日本語表記:ジロ車 ジロに九六式十五糎榴弾砲を搭載したもの。画像では十加となっているが、砲身の形は96/15RHである。 ジロに九二式十糎加農砲を搭載したもの。 車体の形状。 スペック
第四陸軍技術研究所では1940年(昭和15年)秋から春頃にかけ、戦車に10cm榴弾砲を搭載するという技術本部総務部長のアイデアを検討した。 戦車の砲塔と車体の一部改造を要し、また弾薬収容の余積がないことから実用にならないと報告された。同時期の1941年(昭和16年)1月、ジロ車の試作が三菱重工東京機器玉川工場に発注された。 完成予定は1942年(昭和17年)3月、製造難易度は「難」と判定されていた。 その半年後、1941年8月の資料では自走式十加の名前で、以下のように規定されている。 ・重戦車の車体を利用しての、九二式十加の搭載を研究する。 ・超重戦車への対応、堅陣突破に用いる兵器として考案されている。 ・搭載する九二式十加は小架以上を利用する。また射界は俯仰-5度から+30度、左右各18度とする。 三菱重工の内部資料の日付と状況により、ジロ車の車体は1942年末、また1943年前半までには完成し、陸軍に引き渡されたと推定される。
完成したジロ車は15榴と十加、どちらも搭載できるようになっていた。 九二式十加を搭載したジロ車は、伊良湖射撃場で機能試験を行い、特に問題はなかった。 ジロ車は砲塔を全て撤去し、車体中央部から後部にかけて大型の密閉戦闘室を立ち上げ、この内部に火砲を収容している。 俯角5度、仰角30度、左右射界は各18度。

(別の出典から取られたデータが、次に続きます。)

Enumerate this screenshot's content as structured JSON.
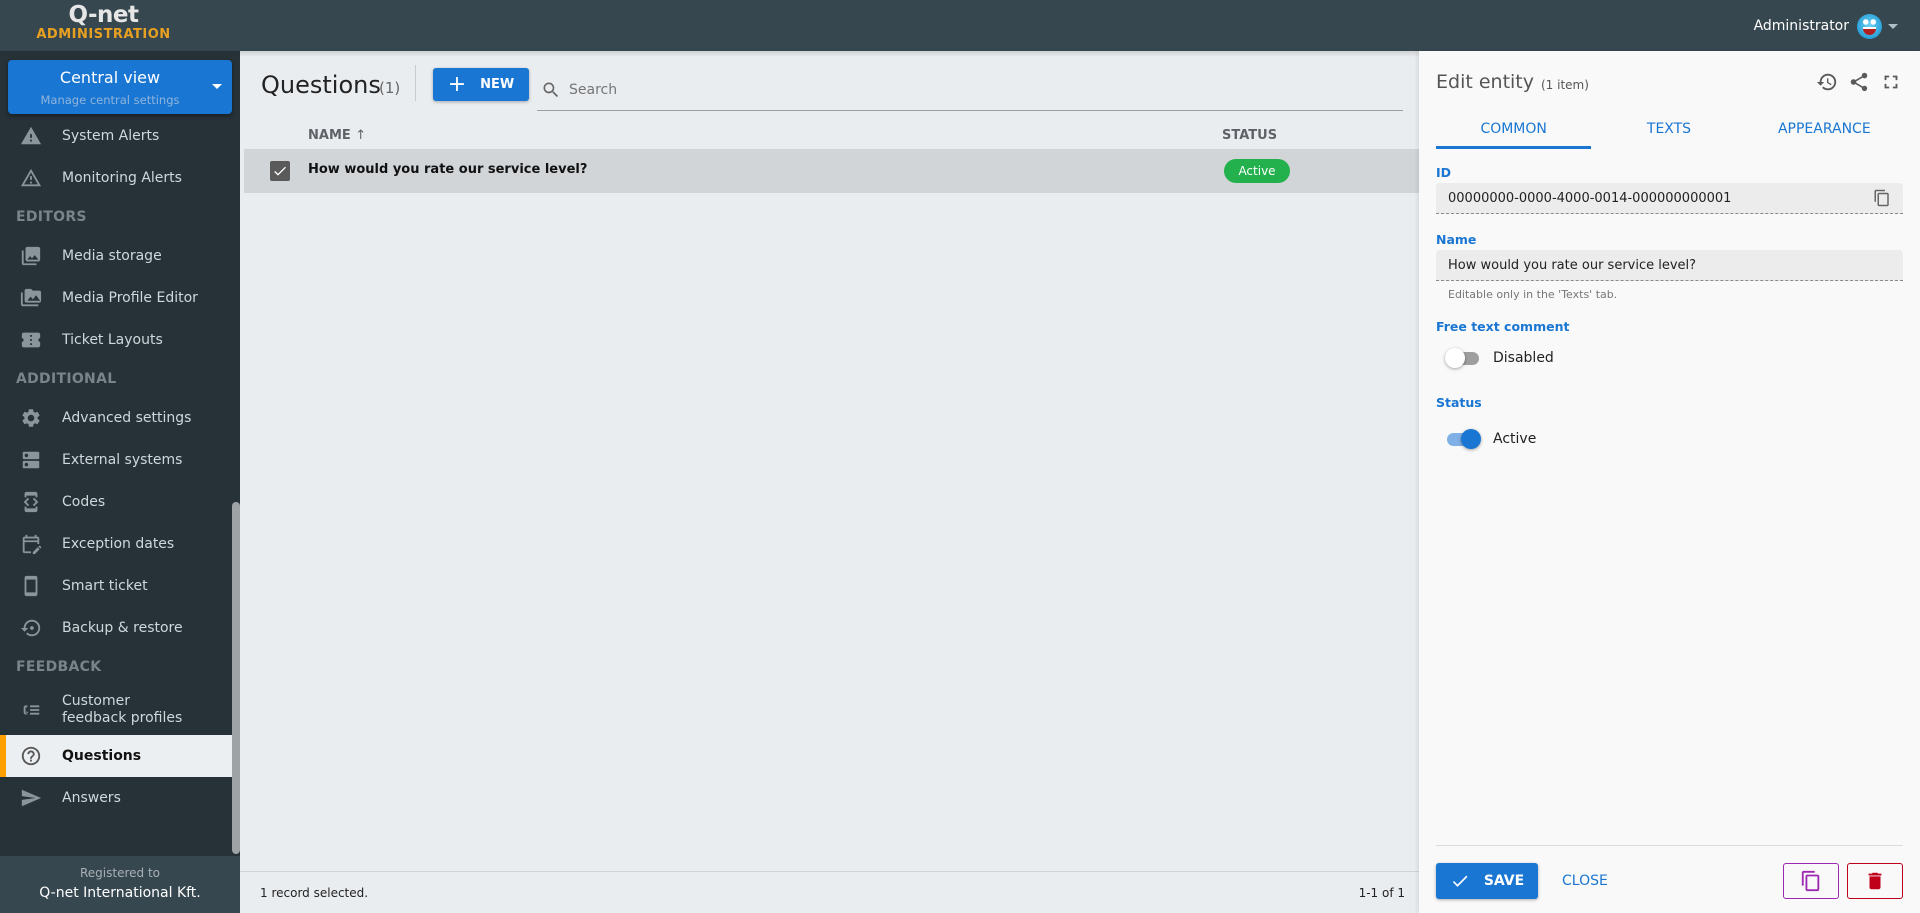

九二式十加は、初速765m/sで徹甲弾を撃ちだし、100mの距離から175mmの鋼板を貫通している。(射撃対象の防弾鋼板の種類や徹甲弾の弾種は記載されず不明)。 使用できる弾種は、九二式榴弾・九一式鋼性銑榴弾・九一式尖鋭弾・九五式尖鋭弾・九五式破甲榴弾(ベトン弾)・十四年式榴散弾など。(徹甲弾はおそらく一式徹甲弾)
九六式十五榴は、初速540m/sで36㎏の榴弾を撃ちだし、7000mから普通コンクリート30cmを貫通。 対戦車としては、重量21.04㎏の三式穿孔榴弾(HEAT)を発射でき、150mm貫通だった(距離は不明)。